FENÓMENOS DE ABSORCIÓN Y EMISIÓN ÓPTICAS EN CRISTALES FOTÓNICOS COLOIDALES
Ministerio de Ciencia e Innovación
2005 – 2008
The aim of this project is to study the modification of the optical absorption and emission of chromophores as a result of being part of a photonic crystal structure. This analysis will be done both from the applied and fundamental point of view, focusing on materials of interest for current optics or pigment industry. The main motivation of our research regarding its possible applications is the possibility to vary these optical phenomena in a controled manner, so they can be amplified or inhibited to will. In its fundamental aspects, our proposal seeks a deep understanding of the interaction between light and matter in which there exists a modulation of the dielectric constant and strong dispersity effects, and in which photons can travel at very low speeds. For this analysis, we will fabricate colloidal photonic crystals as matrices in which we will infiltrate the different organic and inorganic dyes or chromophores whose absorption and emission will be studied. Also, new photonic crystal structures in which these active compounds will be included as part of an optical dopant will be fabricated. The optical behaviour of these extrinsic photonic crystals will be analysed.
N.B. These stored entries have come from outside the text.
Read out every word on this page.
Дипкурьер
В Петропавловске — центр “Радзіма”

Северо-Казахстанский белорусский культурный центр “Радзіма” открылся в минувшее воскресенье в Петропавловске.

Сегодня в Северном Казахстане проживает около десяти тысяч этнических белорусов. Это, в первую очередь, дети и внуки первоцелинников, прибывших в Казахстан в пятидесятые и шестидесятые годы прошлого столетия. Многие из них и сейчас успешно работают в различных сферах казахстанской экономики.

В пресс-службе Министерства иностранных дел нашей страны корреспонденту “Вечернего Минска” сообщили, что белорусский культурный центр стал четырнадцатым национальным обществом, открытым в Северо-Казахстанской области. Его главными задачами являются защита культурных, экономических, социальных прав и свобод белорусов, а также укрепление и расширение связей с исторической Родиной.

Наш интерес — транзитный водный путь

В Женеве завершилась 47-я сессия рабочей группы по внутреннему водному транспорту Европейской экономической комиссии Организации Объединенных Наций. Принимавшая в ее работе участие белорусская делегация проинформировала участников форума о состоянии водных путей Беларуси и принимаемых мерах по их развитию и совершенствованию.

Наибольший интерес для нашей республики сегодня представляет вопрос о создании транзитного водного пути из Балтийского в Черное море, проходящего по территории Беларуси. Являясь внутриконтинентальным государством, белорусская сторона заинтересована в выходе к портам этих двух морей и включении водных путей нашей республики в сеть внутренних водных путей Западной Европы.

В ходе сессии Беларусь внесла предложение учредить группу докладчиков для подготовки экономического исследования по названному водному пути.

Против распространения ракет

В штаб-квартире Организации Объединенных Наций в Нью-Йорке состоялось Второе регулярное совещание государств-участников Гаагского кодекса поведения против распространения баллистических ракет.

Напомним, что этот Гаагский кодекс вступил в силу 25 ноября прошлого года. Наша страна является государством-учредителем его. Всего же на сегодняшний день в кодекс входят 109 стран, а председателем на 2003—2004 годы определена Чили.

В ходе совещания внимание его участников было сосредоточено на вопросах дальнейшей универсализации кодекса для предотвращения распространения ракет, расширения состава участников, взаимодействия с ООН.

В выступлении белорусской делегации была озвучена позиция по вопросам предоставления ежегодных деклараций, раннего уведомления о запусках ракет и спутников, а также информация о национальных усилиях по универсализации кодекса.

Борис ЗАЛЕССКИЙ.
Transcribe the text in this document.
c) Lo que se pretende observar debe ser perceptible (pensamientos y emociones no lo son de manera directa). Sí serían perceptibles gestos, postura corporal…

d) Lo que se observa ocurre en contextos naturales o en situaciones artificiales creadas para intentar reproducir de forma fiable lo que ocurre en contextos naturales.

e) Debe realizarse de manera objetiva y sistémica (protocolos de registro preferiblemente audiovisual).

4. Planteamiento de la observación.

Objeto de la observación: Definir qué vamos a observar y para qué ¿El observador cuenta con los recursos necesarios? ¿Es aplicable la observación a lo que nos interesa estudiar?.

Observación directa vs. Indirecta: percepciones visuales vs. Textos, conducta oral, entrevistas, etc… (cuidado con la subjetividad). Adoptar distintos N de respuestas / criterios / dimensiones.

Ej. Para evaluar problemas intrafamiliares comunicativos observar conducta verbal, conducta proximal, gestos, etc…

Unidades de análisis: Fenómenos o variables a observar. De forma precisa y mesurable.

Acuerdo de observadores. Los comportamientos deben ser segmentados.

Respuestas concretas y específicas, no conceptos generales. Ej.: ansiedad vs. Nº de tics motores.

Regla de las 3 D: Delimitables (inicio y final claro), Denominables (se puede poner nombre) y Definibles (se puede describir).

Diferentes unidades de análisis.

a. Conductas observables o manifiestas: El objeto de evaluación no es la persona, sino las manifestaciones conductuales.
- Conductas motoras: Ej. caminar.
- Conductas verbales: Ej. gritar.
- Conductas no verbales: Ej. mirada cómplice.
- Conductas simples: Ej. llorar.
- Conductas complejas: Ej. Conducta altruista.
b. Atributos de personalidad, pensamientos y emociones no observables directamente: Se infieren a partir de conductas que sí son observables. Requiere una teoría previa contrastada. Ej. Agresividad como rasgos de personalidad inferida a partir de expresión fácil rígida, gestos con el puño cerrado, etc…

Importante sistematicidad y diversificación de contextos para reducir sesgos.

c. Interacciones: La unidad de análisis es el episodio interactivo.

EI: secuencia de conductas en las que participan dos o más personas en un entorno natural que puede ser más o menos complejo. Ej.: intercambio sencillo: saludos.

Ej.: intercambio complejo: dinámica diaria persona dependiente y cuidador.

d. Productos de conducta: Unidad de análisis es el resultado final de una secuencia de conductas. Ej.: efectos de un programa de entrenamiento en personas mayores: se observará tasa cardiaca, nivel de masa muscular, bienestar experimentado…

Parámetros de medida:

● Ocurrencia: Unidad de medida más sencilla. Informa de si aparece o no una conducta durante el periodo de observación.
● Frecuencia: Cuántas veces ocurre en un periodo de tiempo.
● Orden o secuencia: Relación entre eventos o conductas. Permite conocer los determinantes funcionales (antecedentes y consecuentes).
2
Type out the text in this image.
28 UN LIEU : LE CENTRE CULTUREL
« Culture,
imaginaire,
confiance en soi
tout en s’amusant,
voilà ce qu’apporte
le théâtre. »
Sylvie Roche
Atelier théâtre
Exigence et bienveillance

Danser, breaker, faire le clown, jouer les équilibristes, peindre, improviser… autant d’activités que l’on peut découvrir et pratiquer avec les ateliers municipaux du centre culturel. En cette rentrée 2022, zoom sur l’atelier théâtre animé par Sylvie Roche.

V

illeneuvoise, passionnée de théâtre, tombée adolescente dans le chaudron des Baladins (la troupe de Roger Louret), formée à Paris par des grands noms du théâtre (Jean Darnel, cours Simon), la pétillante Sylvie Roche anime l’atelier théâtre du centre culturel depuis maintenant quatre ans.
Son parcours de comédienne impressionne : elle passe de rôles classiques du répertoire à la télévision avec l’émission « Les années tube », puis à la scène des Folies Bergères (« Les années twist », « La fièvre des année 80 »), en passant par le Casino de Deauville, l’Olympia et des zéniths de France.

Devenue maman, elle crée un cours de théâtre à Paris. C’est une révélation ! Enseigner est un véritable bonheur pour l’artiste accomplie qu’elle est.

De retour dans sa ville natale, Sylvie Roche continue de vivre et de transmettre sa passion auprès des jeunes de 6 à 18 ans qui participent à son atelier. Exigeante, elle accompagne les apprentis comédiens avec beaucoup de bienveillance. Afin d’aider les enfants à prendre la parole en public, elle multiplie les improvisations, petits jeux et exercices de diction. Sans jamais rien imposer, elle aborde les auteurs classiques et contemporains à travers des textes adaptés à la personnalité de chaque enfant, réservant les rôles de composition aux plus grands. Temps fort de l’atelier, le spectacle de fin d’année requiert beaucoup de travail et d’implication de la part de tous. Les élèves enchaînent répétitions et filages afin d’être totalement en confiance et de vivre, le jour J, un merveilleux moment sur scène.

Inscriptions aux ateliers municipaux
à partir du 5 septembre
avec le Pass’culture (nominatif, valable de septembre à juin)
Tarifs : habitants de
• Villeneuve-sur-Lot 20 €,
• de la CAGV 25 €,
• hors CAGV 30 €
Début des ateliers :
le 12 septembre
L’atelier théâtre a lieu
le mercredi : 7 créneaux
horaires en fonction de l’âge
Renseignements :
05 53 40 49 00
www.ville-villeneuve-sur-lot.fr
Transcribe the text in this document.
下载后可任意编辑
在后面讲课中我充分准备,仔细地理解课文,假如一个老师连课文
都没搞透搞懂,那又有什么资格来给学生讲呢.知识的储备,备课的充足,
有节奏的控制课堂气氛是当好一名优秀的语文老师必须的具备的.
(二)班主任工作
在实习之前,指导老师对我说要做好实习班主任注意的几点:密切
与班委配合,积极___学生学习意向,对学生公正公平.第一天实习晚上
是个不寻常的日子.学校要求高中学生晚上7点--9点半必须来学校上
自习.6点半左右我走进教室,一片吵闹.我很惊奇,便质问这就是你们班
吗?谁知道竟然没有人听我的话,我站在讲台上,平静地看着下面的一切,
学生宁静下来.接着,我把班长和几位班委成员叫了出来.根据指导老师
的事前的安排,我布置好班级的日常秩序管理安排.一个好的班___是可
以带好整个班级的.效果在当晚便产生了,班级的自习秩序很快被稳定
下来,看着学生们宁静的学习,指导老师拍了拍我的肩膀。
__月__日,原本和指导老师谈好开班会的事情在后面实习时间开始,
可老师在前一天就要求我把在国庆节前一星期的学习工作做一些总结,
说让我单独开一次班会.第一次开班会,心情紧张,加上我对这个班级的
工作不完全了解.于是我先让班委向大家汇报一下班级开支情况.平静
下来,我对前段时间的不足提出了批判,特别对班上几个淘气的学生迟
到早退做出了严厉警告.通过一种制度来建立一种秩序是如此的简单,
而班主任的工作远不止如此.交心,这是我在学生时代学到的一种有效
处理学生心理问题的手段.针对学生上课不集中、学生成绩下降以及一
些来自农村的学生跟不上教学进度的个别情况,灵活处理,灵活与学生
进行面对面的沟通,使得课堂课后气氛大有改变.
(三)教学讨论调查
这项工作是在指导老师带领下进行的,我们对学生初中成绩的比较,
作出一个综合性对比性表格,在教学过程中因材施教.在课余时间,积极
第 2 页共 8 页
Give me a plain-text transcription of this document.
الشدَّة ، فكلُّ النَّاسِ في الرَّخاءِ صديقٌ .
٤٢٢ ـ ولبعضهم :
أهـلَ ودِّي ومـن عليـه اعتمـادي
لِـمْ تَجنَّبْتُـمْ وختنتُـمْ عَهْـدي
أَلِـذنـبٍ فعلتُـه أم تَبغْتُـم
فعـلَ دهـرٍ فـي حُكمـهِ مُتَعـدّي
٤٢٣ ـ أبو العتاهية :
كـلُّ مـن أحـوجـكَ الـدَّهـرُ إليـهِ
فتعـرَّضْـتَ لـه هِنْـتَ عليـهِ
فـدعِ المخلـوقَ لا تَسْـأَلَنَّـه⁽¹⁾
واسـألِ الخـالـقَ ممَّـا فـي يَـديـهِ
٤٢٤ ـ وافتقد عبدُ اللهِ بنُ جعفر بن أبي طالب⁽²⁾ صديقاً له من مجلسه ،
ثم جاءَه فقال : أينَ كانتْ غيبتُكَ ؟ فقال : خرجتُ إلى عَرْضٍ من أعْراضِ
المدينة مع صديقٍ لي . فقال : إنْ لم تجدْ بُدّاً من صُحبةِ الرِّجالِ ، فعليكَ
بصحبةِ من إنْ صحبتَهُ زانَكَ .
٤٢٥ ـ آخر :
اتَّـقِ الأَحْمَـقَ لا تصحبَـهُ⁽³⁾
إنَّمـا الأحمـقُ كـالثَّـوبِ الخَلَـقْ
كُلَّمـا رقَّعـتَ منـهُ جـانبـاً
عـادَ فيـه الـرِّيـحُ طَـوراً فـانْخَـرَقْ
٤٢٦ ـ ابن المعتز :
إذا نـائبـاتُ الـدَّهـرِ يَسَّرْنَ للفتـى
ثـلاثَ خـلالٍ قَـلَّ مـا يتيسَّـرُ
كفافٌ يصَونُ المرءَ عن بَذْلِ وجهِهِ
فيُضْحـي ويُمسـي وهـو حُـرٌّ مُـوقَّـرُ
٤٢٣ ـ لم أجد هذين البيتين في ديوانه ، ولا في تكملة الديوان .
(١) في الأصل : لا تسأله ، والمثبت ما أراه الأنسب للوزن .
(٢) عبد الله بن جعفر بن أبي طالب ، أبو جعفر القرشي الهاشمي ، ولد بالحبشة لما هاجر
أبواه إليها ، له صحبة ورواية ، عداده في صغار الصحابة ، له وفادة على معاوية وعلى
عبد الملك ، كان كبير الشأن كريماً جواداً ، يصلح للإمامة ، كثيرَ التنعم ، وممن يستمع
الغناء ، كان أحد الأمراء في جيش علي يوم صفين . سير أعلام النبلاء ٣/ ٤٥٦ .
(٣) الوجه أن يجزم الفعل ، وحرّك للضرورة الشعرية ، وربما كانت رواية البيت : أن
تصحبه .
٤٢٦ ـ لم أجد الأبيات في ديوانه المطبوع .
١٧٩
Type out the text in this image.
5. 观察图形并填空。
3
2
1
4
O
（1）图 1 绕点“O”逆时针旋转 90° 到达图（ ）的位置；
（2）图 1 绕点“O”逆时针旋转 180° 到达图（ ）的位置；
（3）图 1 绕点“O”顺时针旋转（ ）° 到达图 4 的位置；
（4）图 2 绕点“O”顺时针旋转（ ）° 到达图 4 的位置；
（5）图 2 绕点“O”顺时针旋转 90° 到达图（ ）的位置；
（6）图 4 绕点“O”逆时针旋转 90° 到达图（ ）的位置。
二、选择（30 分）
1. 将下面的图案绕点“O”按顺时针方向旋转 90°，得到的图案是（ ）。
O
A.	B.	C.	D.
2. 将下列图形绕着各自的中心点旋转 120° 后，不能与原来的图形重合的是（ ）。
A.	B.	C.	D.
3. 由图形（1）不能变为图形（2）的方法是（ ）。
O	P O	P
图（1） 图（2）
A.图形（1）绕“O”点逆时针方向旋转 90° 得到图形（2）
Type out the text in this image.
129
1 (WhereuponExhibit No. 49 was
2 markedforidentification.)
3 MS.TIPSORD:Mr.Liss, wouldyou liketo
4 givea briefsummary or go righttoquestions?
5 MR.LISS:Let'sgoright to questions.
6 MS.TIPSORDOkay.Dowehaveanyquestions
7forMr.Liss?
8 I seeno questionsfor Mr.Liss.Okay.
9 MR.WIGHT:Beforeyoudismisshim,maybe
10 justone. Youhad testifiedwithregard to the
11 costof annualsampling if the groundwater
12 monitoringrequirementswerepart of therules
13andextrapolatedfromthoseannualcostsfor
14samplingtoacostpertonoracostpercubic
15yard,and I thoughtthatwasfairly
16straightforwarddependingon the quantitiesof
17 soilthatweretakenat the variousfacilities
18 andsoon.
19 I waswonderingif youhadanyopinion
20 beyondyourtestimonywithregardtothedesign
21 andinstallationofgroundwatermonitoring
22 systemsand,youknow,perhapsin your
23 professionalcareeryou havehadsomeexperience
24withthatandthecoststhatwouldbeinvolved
AMPLIFICACIÓN DE LA ABSORCIÓN ÓPTICA DE FOTONES LENTOS EN CRISTALES FOTONICOS: APLICACIONES A CELULAS SOLARES
2005 – 2007
Collaboration project with a research group belonging to the CONICET (Argentina) on synthesis of hierarchical titanium oxide, its implementation in solar cells and the theoretical modeling of their response. The improvement of the design of solar cells was achieved based on a better understanding of fundamental phenomena involved in the sought efficiency enhancement.
NUEVOS MATERIALES FOTOVOLTAICOS BASADOS EN ESTRUCURAS COLOIDALES
2004 – 2007
The main objective of this project was making new electrolyte semiconductor junction solar cells based on nanostructured coating made of materials such as TiO2, ZnO, Fe2O3, Nb2O5, WO3, and Ta2O5, aiming at an enhancement of the energy conversion efficiency due to anomalous phenomena of light propagation.